Comment 27 Ernie Petrides 2004-10-01 11:29:26 UTC
Okay, it looks like fixes for all archs have now been committed
as of the U4 beta-candidate kernel (version 2.4.21-21.EL).


Comment 28 David Woodhouse 2004-10-01 11:32:40 UTC
We should double-check that sigreturn is working as expected on all
architectures we care about. 

Comment 29 Elena Zannoni 2004-10-14 17:51:28 UTC
Right, and it's not. ia64 is still buggered. I am reopening this bug,
since it's a catchall. It should be closed/modified only when all the
areches are working.


Comment 30 Elena Zannoni 2004-10-14 17:52:34 UTC
Please look at the list of bugs that this bug depends on, they shold
be fixed before this can be closed.

Comment 31 Ernie Petrides 2004-10-14 18:00:26 UTC
Elena, I *did* just what you said in comment #30.  All 5 bugs
are in MODIFIED state.  Should the ia64 bug (126913) also be
reverted to ASSIGNED state now?


Comment 32 Elena Zannoni 2004-10-14 18:09:51 UTC
Sorry, bug 126913 depends on 126095 which was postponed. I added the
dependency here explicitly, instead of relying on nested dependencies.

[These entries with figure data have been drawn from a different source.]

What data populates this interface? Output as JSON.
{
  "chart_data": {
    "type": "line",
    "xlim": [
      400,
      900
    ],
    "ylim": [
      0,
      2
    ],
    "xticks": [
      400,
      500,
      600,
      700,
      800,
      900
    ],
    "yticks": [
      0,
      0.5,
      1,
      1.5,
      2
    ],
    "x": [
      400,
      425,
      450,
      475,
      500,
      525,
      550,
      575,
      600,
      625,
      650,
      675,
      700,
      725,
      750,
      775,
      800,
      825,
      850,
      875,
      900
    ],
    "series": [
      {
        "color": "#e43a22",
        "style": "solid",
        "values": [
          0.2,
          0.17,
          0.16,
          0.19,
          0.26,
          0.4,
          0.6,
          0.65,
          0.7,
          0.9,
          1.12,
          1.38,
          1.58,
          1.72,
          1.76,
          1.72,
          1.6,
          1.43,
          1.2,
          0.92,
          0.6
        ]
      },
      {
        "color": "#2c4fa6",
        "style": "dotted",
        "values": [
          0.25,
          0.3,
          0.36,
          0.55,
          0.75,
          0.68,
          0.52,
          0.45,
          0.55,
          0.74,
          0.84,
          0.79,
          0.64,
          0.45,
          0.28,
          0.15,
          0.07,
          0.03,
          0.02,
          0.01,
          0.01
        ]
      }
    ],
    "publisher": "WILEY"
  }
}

Comment 36 Red Hat Bugzilla 2007-03-18 22:21:30 UTC
User jparadis's account has been closed

Comment 37 RHEL Program Management 2007-10-19 19:24:09 UTC
This bug is filed against RHEL 3, which is in maintenance phase.
During the maintenance phase, only security errata and select mission
critical bug fixes will be released for enterprise products. Since
this bug does not meet that criteria, it is now being closed.
 
For more information of the RHEL errata support policy, please visit:
http://www.redhat.com/security/updates/errata/
 
If you feel this bug is indeed mission critical, please contact your
support representative. You may be asked to provide detailed
information on how this bug is affecting you.